Certainly the patients who associated hypertension and diabetes also had heart damage and it would have been interesting to discuss the evolution of these cases with comorbidities compared to cases without cardiovascular comorbidities.

 The small number of included patients in the study is not relevant.

Comments for author File: Comments.pdf

Author Response

The basic idea of our retrospective observational study was to investigate is it possible to affect the viral replication during the early COVID-19 infection (stage I) and prevent the disease progression with antiviral drug remdesivir in patients with various degree of disease severity.

The influence of comorbidities such as hypertension, diabetes mellitus and neoplasms were not separately analysed because extensive reports were published elsewhere (Guan WJ et al. 2020, Ejaz H et al. 2020, Li J et al  2021, Eč-Badawy O et al.2022.). The number of the patients was related to the observational period we choosed (2020-2021).

Round 2

Reviewer 1 Report

The authors have revised the manuscript sufficiently in response to my comments. However, the flow remains challenging to follow. I can therefore recommend publication after a thorough English editing by professionals, including paraphrasing. Additionally, please check the spelling of COVID-19. Covid-19 or COVID-19? (Lines 41, 51, 44, etc.)

Author Response

The Introduction section and belonging references are adapted according to reviewer's suggestion.

The results are better presented with the introduction of subgroups of died patients and their comorbidities into the text.

Our English is revisited by a professional.

Reviewer 2 Report

The paper presents severe methodological biases that were not significantly improved after revision. These biases are mainly due to the retrospective method of analysis and unfortunately can significantly affect the results provided.

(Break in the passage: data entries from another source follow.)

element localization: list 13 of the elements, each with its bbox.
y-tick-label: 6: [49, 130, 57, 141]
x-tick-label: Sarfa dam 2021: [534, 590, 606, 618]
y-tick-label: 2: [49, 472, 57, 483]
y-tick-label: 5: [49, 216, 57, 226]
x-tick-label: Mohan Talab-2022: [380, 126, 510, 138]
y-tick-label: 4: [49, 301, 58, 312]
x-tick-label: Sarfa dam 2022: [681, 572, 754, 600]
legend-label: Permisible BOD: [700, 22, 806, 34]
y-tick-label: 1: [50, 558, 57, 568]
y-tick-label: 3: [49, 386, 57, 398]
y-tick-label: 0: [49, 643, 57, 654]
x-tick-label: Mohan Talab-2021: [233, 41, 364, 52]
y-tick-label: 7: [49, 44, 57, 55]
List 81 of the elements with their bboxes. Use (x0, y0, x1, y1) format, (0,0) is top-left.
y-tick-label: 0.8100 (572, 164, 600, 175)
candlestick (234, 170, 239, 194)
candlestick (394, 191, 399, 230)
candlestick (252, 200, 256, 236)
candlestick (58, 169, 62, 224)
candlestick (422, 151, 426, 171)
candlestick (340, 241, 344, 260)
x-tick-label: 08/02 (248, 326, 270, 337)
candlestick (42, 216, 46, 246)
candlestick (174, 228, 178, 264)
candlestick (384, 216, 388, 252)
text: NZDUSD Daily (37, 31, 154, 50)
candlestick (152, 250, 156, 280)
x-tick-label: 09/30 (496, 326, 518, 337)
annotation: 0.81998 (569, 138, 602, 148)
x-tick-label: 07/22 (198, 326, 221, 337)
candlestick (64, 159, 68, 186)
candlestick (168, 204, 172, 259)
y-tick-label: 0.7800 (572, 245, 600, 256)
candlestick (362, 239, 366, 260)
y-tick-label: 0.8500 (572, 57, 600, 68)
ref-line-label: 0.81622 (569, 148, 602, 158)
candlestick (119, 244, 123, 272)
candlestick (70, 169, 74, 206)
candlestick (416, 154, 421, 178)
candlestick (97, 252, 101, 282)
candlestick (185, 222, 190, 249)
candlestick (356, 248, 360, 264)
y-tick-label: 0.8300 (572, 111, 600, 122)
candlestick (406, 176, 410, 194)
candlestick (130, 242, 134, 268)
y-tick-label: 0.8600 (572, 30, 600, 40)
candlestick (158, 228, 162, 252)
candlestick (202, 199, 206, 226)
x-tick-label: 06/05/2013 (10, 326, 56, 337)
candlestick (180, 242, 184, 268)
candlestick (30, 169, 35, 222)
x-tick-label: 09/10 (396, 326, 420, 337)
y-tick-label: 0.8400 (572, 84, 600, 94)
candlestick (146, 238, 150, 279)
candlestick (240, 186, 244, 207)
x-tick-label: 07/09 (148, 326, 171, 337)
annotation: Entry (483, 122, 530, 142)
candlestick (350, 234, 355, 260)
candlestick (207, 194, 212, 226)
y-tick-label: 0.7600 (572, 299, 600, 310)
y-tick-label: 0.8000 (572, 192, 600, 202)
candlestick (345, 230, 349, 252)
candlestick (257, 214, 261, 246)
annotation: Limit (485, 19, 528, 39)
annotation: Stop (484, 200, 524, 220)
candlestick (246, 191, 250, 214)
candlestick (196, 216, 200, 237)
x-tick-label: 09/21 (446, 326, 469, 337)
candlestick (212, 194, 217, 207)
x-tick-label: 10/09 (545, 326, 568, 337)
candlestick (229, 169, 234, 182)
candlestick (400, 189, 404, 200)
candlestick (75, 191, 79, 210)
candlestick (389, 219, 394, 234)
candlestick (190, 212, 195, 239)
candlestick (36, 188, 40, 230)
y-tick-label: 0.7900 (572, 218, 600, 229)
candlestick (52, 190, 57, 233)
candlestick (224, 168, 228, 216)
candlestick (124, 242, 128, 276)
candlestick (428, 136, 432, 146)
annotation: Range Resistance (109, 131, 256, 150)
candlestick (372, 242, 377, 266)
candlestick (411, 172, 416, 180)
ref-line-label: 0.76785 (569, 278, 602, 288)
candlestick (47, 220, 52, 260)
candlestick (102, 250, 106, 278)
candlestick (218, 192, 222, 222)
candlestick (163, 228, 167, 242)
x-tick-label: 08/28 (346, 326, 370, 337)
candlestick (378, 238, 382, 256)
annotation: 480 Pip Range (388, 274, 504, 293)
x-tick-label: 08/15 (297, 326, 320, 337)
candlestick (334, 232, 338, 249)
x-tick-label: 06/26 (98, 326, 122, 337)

To assess death rate, a multivariate analysis is more appropriate tthan an univariate, to better evaluate the role of different predictors.

The high rate of mortality observed should be analyzed deeply in order to find predictors for that (age? gender? co-morbidities?, etc)

Among co-morbidities I would consider also other diseases if known (auto-immune?, concomiztant infection?)

In the discussion, the hypothesis of a more virulent variant is just hypothetical without a specific analysis. This comment in my opinion should be deleted

Author Response

The Introduction section is improved according to reviewer's suggestion.

The explanation of high mortality rate is reconsidered by including the died patients' subroups and their comorbidities.

The multivariate analysis was not done due to the very small sample and no control group(s) to compare.

The hypothesis of a more virulent variant is thrown out.

Reviewer 3 Report

I have read the new version of the article and I have noticed the corrections and the explanations to my previous observations.

The article was improved in this new version

 

Author Response

The article was improved in this previous version.